1. In the layers panel, click on the three dots next to the Accidents layer and + Duplicate layer.
2. Drag this layer to beneath the original accidents layer.
3. Set the radius to 4 and opacity to 0.01.
4. So it isn't confusing for your users, head to the Legend tab (to the right of Layers) and disable the copied layer in the legend. You can also change the names of layers and classes here.
Now finally let's add some widgets to help our user explore the data. To the right of the Layers tab, open the Widgets tab.
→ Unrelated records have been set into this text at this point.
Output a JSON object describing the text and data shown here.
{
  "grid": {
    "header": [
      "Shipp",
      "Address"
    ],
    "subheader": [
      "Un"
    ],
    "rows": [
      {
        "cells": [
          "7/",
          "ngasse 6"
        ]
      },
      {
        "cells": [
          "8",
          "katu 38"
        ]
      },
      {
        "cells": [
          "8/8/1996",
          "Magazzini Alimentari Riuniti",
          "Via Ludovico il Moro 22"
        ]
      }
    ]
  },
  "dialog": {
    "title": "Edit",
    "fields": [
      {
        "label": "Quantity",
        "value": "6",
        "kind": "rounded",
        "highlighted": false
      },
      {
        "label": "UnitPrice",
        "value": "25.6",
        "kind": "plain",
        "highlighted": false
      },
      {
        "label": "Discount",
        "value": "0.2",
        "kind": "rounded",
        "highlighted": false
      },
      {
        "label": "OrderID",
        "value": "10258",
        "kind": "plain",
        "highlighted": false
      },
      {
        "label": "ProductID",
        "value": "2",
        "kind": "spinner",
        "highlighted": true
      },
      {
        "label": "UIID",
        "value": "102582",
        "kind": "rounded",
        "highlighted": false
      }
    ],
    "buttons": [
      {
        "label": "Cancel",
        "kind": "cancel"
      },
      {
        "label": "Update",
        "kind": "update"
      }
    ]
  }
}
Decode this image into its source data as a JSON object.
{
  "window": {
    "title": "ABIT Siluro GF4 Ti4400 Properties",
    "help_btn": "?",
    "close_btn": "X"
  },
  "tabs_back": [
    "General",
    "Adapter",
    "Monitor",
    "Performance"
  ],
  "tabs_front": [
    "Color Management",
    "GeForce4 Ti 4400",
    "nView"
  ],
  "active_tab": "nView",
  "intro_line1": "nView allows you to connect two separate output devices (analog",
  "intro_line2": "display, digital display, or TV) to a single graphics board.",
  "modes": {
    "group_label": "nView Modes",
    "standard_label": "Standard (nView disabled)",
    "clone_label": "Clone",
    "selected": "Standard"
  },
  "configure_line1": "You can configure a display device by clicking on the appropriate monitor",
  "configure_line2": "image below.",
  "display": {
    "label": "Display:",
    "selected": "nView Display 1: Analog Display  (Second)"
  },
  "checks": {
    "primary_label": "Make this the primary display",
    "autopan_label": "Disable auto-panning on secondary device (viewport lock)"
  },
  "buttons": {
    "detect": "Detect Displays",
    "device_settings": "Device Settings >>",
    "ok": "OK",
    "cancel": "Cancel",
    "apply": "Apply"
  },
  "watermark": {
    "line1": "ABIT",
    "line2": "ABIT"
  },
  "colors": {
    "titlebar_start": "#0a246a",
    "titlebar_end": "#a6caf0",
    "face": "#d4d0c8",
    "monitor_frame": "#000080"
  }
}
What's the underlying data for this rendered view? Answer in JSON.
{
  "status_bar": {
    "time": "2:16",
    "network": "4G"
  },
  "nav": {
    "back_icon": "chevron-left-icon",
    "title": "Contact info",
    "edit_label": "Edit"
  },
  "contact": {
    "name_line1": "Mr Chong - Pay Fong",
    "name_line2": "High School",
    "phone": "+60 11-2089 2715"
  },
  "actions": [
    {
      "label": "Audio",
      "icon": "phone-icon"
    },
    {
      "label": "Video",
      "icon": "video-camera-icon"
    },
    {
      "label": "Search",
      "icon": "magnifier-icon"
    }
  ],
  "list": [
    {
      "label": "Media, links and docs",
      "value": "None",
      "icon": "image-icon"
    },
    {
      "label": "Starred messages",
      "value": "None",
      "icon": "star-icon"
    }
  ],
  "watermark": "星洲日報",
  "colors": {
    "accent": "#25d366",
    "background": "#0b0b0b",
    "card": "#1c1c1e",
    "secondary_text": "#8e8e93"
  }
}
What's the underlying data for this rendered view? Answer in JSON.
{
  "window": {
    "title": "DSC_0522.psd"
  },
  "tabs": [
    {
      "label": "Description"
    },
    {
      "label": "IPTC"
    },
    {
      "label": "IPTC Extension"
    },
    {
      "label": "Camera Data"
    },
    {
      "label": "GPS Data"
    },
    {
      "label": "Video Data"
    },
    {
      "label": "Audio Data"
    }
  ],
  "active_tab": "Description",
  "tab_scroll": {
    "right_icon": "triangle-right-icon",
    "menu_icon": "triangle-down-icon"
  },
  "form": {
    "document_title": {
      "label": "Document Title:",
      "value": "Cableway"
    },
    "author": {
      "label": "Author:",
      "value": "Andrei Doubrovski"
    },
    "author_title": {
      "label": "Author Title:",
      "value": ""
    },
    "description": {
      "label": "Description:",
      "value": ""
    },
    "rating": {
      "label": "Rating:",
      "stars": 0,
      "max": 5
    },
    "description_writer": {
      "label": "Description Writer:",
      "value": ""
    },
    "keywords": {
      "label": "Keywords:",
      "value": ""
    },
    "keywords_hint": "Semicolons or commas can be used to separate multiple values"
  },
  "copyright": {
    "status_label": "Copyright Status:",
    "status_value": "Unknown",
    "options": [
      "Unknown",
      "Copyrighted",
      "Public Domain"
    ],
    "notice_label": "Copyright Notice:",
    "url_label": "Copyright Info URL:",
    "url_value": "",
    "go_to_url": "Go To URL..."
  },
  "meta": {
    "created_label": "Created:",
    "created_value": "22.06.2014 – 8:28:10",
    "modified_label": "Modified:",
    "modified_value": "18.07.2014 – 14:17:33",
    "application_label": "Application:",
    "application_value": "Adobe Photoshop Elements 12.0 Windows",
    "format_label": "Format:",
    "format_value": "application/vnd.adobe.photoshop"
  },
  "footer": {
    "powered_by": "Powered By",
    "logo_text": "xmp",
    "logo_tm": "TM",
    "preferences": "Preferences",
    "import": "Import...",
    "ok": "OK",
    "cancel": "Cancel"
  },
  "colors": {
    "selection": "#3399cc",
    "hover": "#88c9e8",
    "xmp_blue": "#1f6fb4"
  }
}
Add the following widgets:
1. Number of accidents:
  1. Layer: Accidents
  2. Widget type: formula
  3. Name: Number of accidents
  4. Formatting: Integer with format separator (12,345,678)
2. GI* by highway type:
  1. Layer: GI* score by link
  2. Widget type: category
  3. Name: GI* score by highway type
  4. Operation: average
  5. Column: HIGHWAY_JOINED_ANY
  6. Aggregation column: GI_AVG
  7. Formatting: 2 decimal places (1.23)
3. GI* by highway:
  1. Layer: GI* score by link
  2. Widget type: category
  3. Name: GI* score by street
  4. Operation: average
  5. Column: HIGHWAY_JOINED_ANY
  6. Aggregation column: GI_AVG
  7. Formatting: 2 decimal places (1.23)

Now your user should be able to use your map to pinpoint which streets could benefit from targeted safety improvements - such as Rue Malher with a GI* score of 11.98, and 81 accidents in close proximity.